Using the example above and further guidance from the EHRC’s website, if the employer provided healthcare services, and the ban on jewellery was to reduce the transmission of infection from one patient to another, then the policy could be objectively justified.
Abercrombie & Fitch has specifically allowed exceptions to the ‘look policy’ for cases of disability or religious reasons. If the hairstyle guidelines are found to discriminate against employees with another protected characteristic, the company will also have to make an exception for this group of employees unless they can objectively justify the requirement.

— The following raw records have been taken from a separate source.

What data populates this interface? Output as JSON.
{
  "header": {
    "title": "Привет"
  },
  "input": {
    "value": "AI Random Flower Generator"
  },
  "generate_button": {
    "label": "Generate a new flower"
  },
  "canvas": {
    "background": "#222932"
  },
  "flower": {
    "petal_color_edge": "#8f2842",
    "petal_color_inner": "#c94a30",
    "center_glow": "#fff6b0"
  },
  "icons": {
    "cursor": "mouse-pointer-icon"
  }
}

This is not the first time Abercrombie & Fitch’s ‘look policy’ has been brought to the media’s attention. In 2009, Riam Dean made a claim against Abercrombie & Fitch for disability discrimination. Miss Dean wore a cardigan to cover her prosthetic arm and was told that she could not work on the shop floor unless she removed her cardigan. As a result, she was made to work in the stockroom because wearing a cardigan was a breach of their ‘look policy’. Miss Dean was awarded around £8,000 for unlawful harassment for a reason relating to her disability, however the Tribunal did not find that Miss Dean had been subject to direct disability discrimination. According to a report on the BBC website, the Tribunal was satisfied that the reason for the claimant’s dismissal was “her breach of the look policy in wearing a cardigan…it could not be characterised as direct disability discrimination”. This case was decided before the Equality Act 2010 extended indirect discrimination to cover disability. If this claim was made today, the outcome could well be different.